Por la mañana, la puerta se abrió. Era su suegra, Carmen.
“¿No has dormido? Mejor”, dijo secamente. “He venido a asegurarme de que no te lleves nada que no sea tuyo.”
“No pienso llevarme los calcetines viejos de tu hijo”, replicó Lucía. “¿Vas a contar mis cosas?”
“¡Qué testaruda eres! Antes eras tan dulce y callada. Desde el principio le dije a Javier que tú no podrías darle hijos.”
“¿Vino solo para eso? Pues cállese y vigile.”
“¿Adónde llevas esos platos?”, protestó Carmen.
“Son míos, de mi tía. Un recuerdo de ella.”
“¡Sin ellos aquí quedará vacío!”
“Eso no es mi problema. Pero usted tendrá un nieto.”
“¡Llévate solo lo tuyo!”
“El portátil es mío, la cafetera y el microondas me los regalaron mis compañeros. El coche lo compré antes de la boda. Su hijo tiene el suyo.”
“Tienes de todo, ¡pero no puedes dar hijos!”
“Eso no es asunto suyo. Dios lo ha querido así.”
“¿No te duele? ¿O lo haces a propósito?”
“Está diciendo tonterías. Ni siquiera quiero pensarlo.”
Lucía miró alrededor: ya no quedaba nada suyo. El cepillo, los cosméticos, las zapatillas Algo importante faltaba. La suegra no la dejaba concentrarse. De pronto lo recordó: la figurita de la gata, un recuerdo de su abuela. Dentro guardaba un collar y un anillo, sin valor material, pero preciosos para ella. Javier los llamaba basura. ¿Lo habría tirado? Lucía abrió la puerta del balcón.
“¿Qué buscas ahí?”, dijo la suegra. “Termina y vete.”
Encontró la gatita, intacta. Ya podía irse.
“Aquí están las llaves, despidámonos. Ojalá no nos veamos nunca más.”
Lucía pasó por la oficina. Estaba de baja, pero pidió vacaciones.
“Todos sentimos mucho lo que te ha pasado”, dijo su jefe. “Pero sin ti es difícil. ¿Tres semanas serán suficientes? Prepárate, la mitad de los proyectos se detienen sin ti.”
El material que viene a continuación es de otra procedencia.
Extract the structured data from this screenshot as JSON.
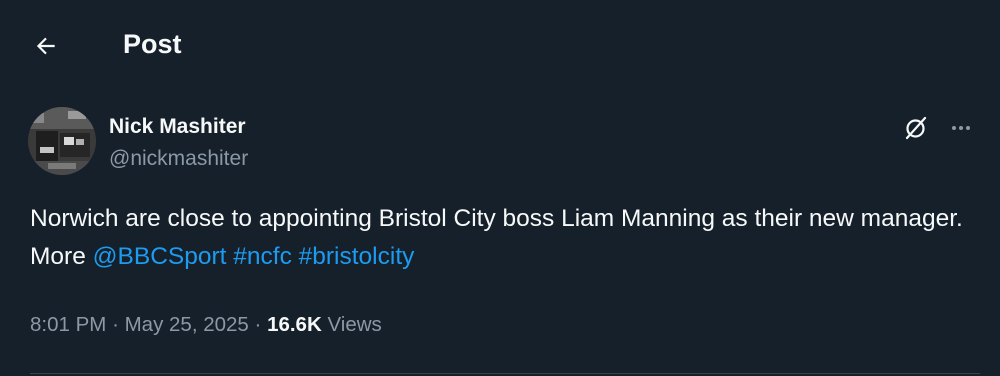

“Bien, me distraerá. Gracias.”
“¿Necesitas ayuda?”
“No.”
“Nos ocuparemos de las vacaciones y las primas.”
“Gracias, por cierto.”
Lucía no buscó piso; se fue a Pinosierra. La casa de su abuela llevaba vacía desde su muerte, tres años atrás. No conoció a su madre, que murió al dar a luz. Ahora ella tampoco podría ser madre
Una hora de viaje, y llegó. El viejo arce, las margaritas crecidas. La última vez que estuvo allí con Javier fue en otoño, haciendo una barbacoa. Lucía entró al patio; la llave del cobertizo seguía en su escondite. Al abrir la puerta, se detuvo. Se quedó en silencio, reconfortada al saber que esta vieja casa volvería a ser su refugio, y que, quizá, la tristeza le daría paso a una nueva felicidad.